Ferro-Grumley Award for LGBT Fiction Finalist
Shortlisted for a ReLit Award
Shortlisted for an Independent Literary Award
This second novel by Lambda Literary Award
finalist Daniel Allen Cox (Shuck) is an incendiary story about two pyromaniacs who fight
homophobia in Krakow, Poland, one of the
fronts of the Solidarnosc revolution that eventually toppled the Berlin Wall in 1989. It's 2005, and Poland is grappling with its newfound role as a member of the European Union; the nation dips into moral crisis as Pope John Paul II
(a Pole) hovers near death while the country's
soon-to-be president makes homophobic declarations.

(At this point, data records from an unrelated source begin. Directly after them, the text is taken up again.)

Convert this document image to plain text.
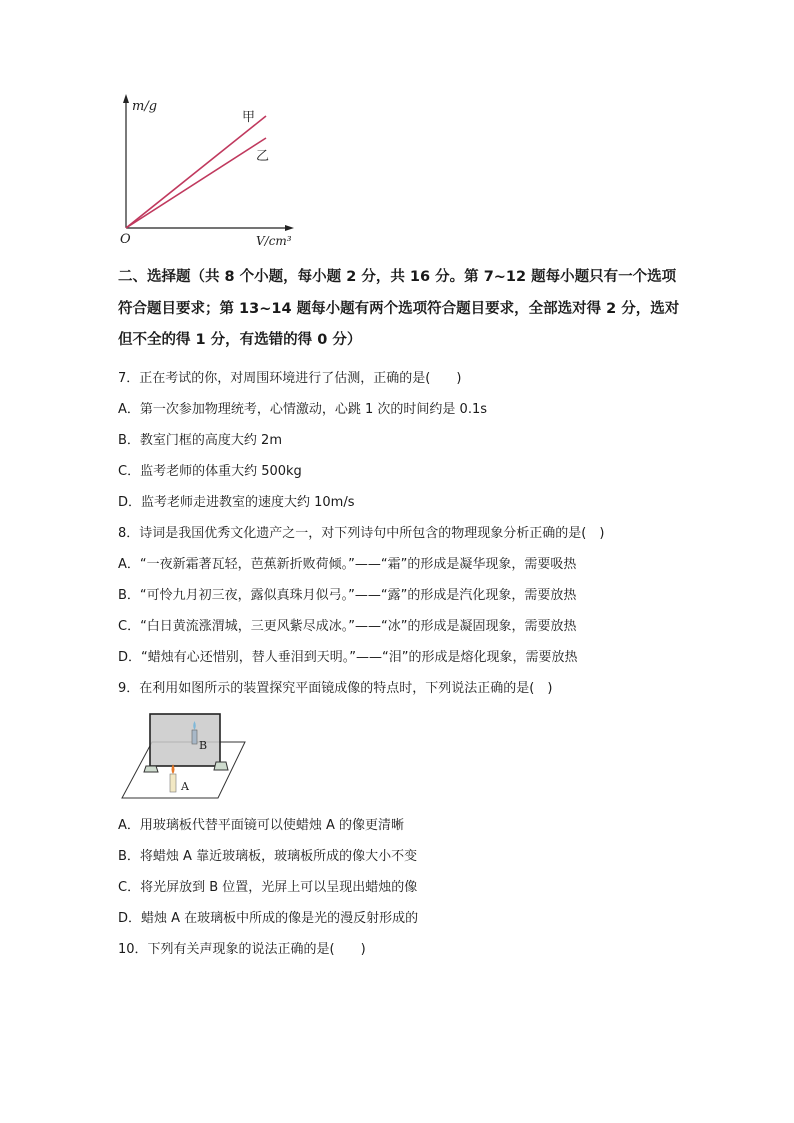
m/g
V/cm³
O
甲
乙
二、选择题（共 8 个小题，每小题 2 分，共 16 分。第 7~12 题每小题只有一个选项符合题目要求；第 13~14 题每小题有两个选项符合题目要求，全部选对得 2 分，选对但不全的得 1 分，有选错的得 0 分）
7．正在考试的你，对周围环境进行了估测，正确的是(　　)
A．第一次参加物理统考，心情激动，心跳 1 次的时间约是 0.1s
B．教室门框的高度大约 2m
C．监考老师的体重大约 500kg
D．监考老师走进教室的速度大约 10m/s
8．诗词是我国优秀文化遗产之一，对下列诗句中所包含的物理现象分析正确的是(　)
A．“一夜新霜著瓦轻，芭蕉新折败荷倾。”——“霜”的形成是凝华现象，需要吸热
B．“可怜九月初三夜，露似真珠月似弓。”——“露”的形成是汽化现象，需要放热
C．“白日黄流涨渭城，三更风紫尽成冰。”——“冰”的形成是凝固现象，需要放热
D．“蜡烛有心还惜别，替人垂泪到天明。”——“泪”的形成是熔化现象，需要放热
9．在利用如图所示的装置探究平面镜成像的特点时，下列说法正确的是(　)
B
A
A．用玻璃板代替平面镜可以使蜡烛 A 的像更清晰
B．将蜡烛 A 靠近玻璃板，玻璃板所成的像大小不变
C．将光屏放到 B 位置，光屏上可以呈现出蜡烛的像
D．蜡烛 A 在玻璃板中所成的像是光的漫反射形成的
10．下列有关声现象的说法正确的是(　　)
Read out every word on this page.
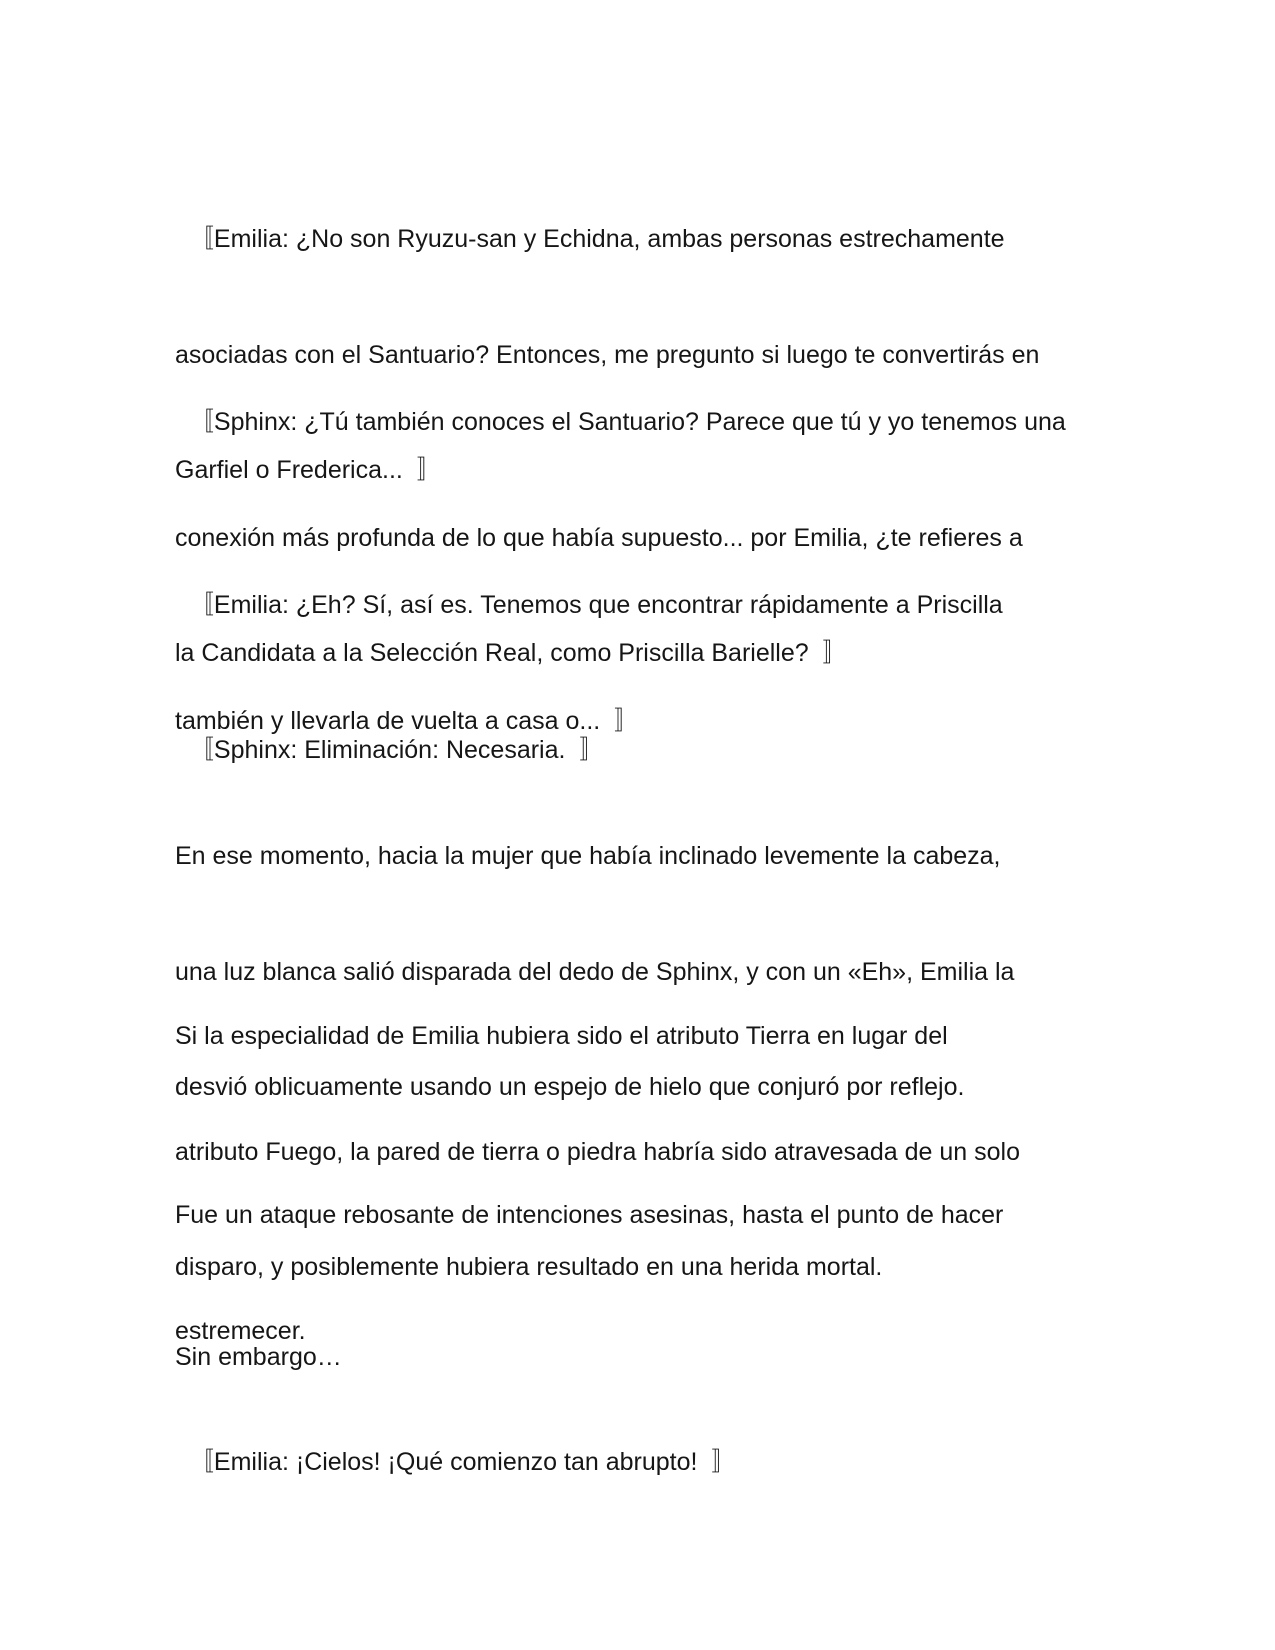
〚Emilia: ¿No son Ryuzu-san y Echidna, ambas personas estrechamente

asociadas con el Santuario? Entonces, me pregunto si luego te convertirás en

Garfiel o Frederica...  〛

〚Sphinx: ¿Tú también conoces el Santuario? Parece que tú y yo tenemos una

conexión más profunda de lo que había supuesto... por Emilia, ¿te refieres a

la Candidata a la Selección Real, como Priscilla Barielle?  〛

〚Emilia: ¿Eh? Sí, así es. Tenemos que encontrar rápidamente a Priscilla

también y llevarla de vuelta a casa o...  〛

〚Sphinx: Eliminación: Necesaria.  〛

En ese momento, hacia la mujer que había inclinado levemente la cabeza,

una luz blanca salió disparada del dedo de Sphinx, y con un «Eh», Emilia la

desvió oblicuamente usando un espejo de hielo que conjuró por reflejo.

Si la especialidad de Emilia hubiera sido el atributo Tierra en lugar del

atributo Fuego, la pared de tierra o piedra habría sido atravesada de un solo

disparo, y posiblemente hubiera resultado en una herida mortal.

Fue un ataque rebosante de intenciones asesinas, hasta el punto de hacer

estremecer.

Sin embargo…

〚Emilia: ¡Cielos! ¡Qué comienzo tan abrupto!  〛
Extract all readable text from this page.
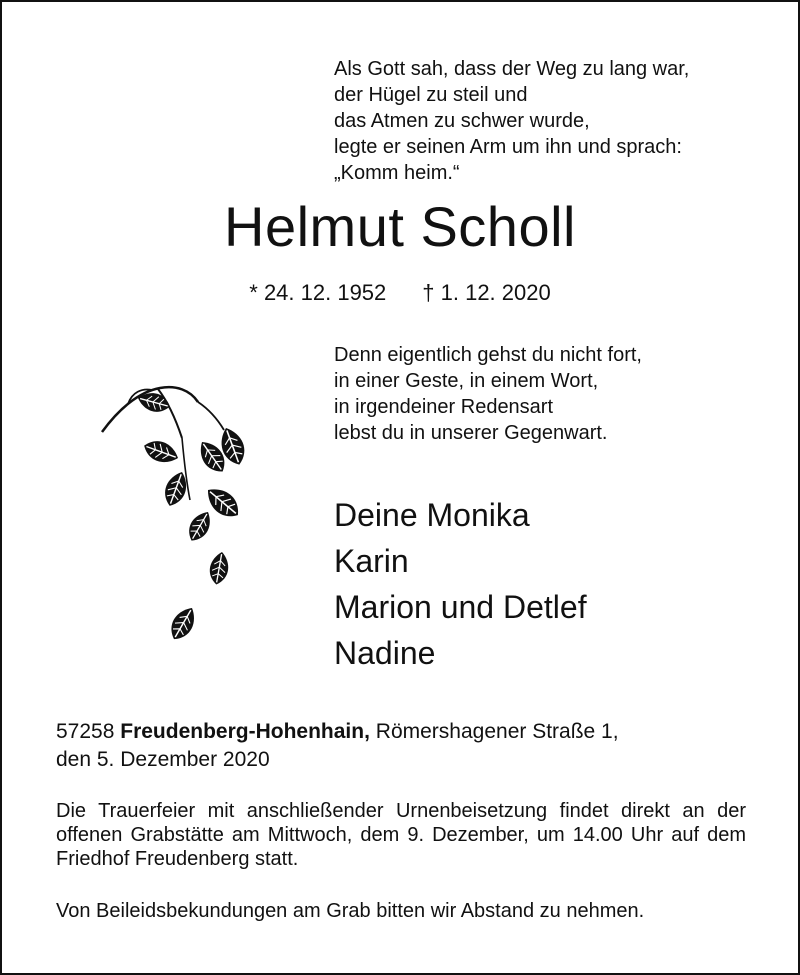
Als Gott sah, dass der Weg zu lang war,
der Hügel zu steil und
das Atmen zu schwer wurde,
legte er seinen Arm um ihn und sprach:
„Komm heim.“
Helmut Scholl
* 24. 12. 1952 † 1. 12. 2020
Denn eigentlich gehst du nicht fort,
in einer Geste, in einem Wort,
in irgendeiner Redensart
lebst du in unserer Gegenwart.
Deine Monika
Karin
Marion und Detlef
Nadine
57258 Freudenberg-Hohenhain, Römershagener Straße 1,
den 5. Dezember 2020
Die Trauerfeier mit anschließender Urnenbeisetzung findet direkt an der offenen Grabstätte am Mittwoch, dem 9. Dezember, um 14.00 Uhr auf dem Friedhof Freudenberg statt.
Von Beileidsbekundungen am Grab bitten wir Abstand zu nehmen.
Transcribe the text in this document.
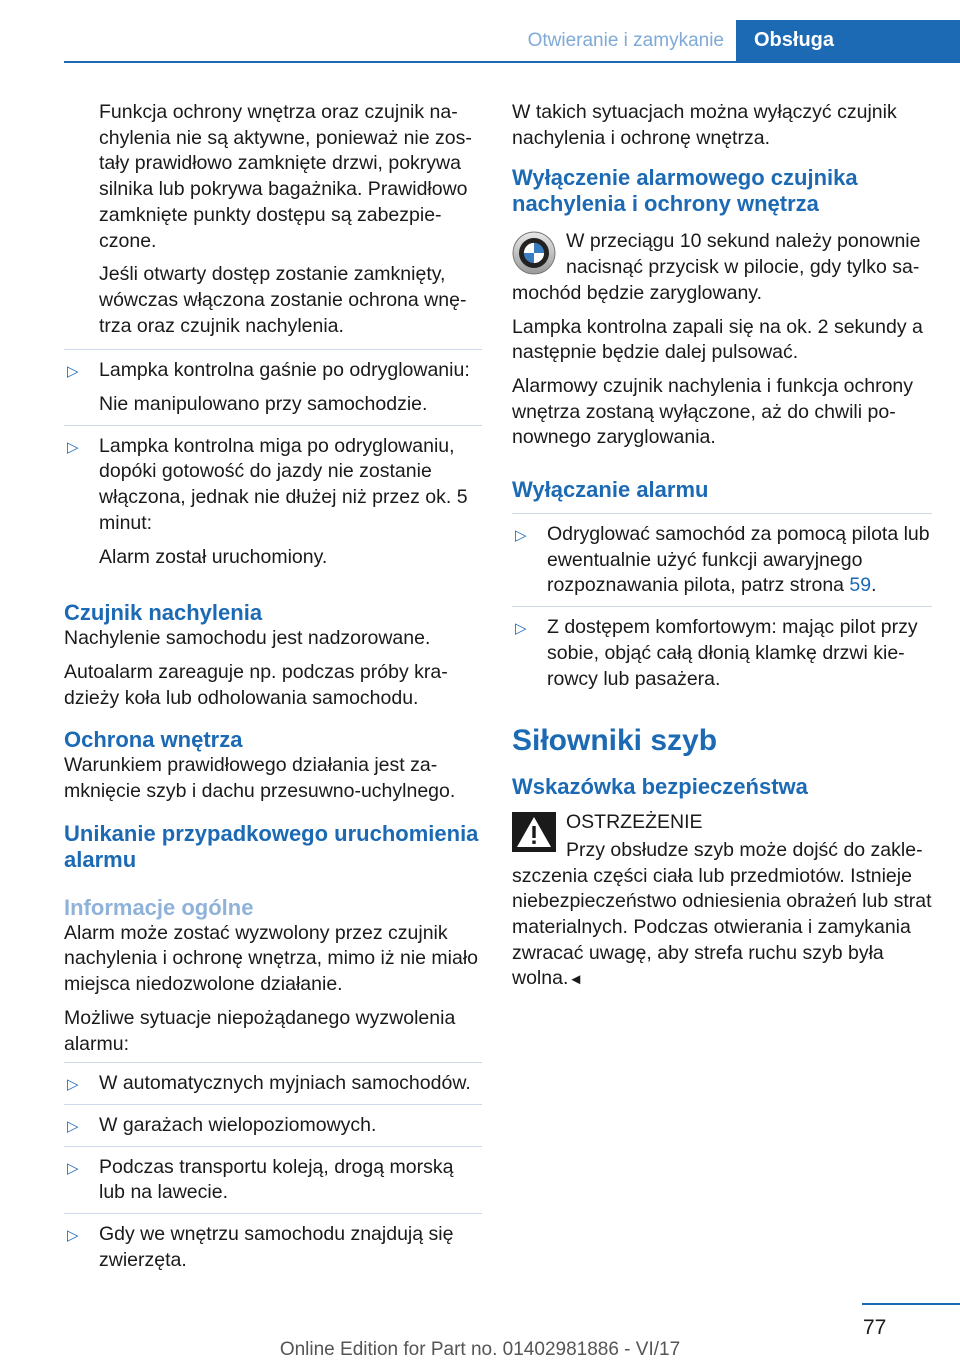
Otwieranie i zamykanie	Obsługa

Funkcja ochrony wnętrza oraz czujnik nachylenia nie są aktywne, ponieważ nie zostały prawidłowo zamknięte drzwi, pokrywa silnika lub pokrywa bagażnika. Prawidłowo zamknięte punkty dostępu są zabezpieczone.

Jeśli otwarty dostęp zostanie zamknięty, wówczas włączona zostanie ochrona wnętrza oraz czujnik nachylenia.

▷ Lampka kontrolna gaśnie po odryglowaniu:

Nie manipulowano przy samochodzie.

▷ Lampka kontrolna miga po odryglowaniu, dopóki gotowość do jazdy nie zostanie włączona, jednak nie dłużej niż przez ok. 5 minut:

Alarm został uruchomiony.

Czujnik nachylenia

Nachylenie samochodu jest nadzorowane.

Autoalarm zareaguje np. podczas próby kradzieży koła lub odholowania samochodu.

Ochrona wnętrza

Warunkiem prawidłowego działania jest zamknięcie szyb i dachu przesuwno-uchylnego.

Unikanie przypadkowego uruchomienia alarmu
Informacje ogólne

Alarm może zostać wyzwolony przez czujnik nachylenia i ochronę wnętrza, mimo iż nie miało miejsca niedozwolone działanie.

Możliwe sytuacje niepożądanego wyzwolenia alarmu:

▷ W automatycznych myjniach samochodów.

▷ W garażach wielopoziomowych.

▷ Podczas transportu koleją, drogą morską lub na lawecie.

▷ Gdy we wnętrzu samochodu znajdują się zwierzęta.

W takich sytuacjach można wyłączyć czujnik nachylenia i ochronę wnętrza.

Wyłączenie alarmowego czujnika nachylenia i ochrony wnętrza

W przeciągu 10 sekund należy ponownie nacisnąć przycisk w pilocie, gdy tylko samochód będzie zaryglowany.

Lampka kontrolna zapali się na ok. 2 sekundy a następnie będzie dalej pulsować.

Alarmowy czujnik nachylenia i funkcja ochrony wnętrza zostaną wyłączone, aż do chwili ponownego zaryglowania.

Wyłączanie alarmu
▷ Odryglować samochód za pomocą pilota lub ewentualnie użyć funkcji awaryjnego rozpoznawania pilota, patrz strona 59.

▷ Z dostępem komfortowym: mając pilot przy sobie, objąć całą dłonią klamkę drzwi kierowcy lub pasażera.

Siłowniki szyb
Wskazówka bezpieczeństwa

OSTRZEŻENIE

Przy obsłudze szyb może dojść do zakleszczenia części ciała lub przedmiotów. Istnieje niebezpieczeństwo odniesienia obrażeń lub strat materialnych. Podczas otwierania i zamykania zwracać uwagę, aby strefa ruchu szyb była wolna.◄

77
Online Edition for Part no. 01402981886 - VI/17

Radek, a bisexual artist and a practitioner of
the extreme urban sport parkour, is convinced
that fire is the great stabilizer. While creating
miniature replicas of the world's great infernos--Chicago 1871, San Francisco 1906, London 1666--he meets Dorota, a literature student and budding pyromaniac. Driven by rage, sexual curiosity for one another, and Pink Floyd, they buck church, government, and the LGBT community to find sexual freedom, escaping their
enemies by scaling the crumbling walls and
ideas of the city.
Provocative and unnerving, Krakow Melt is at once a love letter and a fiery call to arms.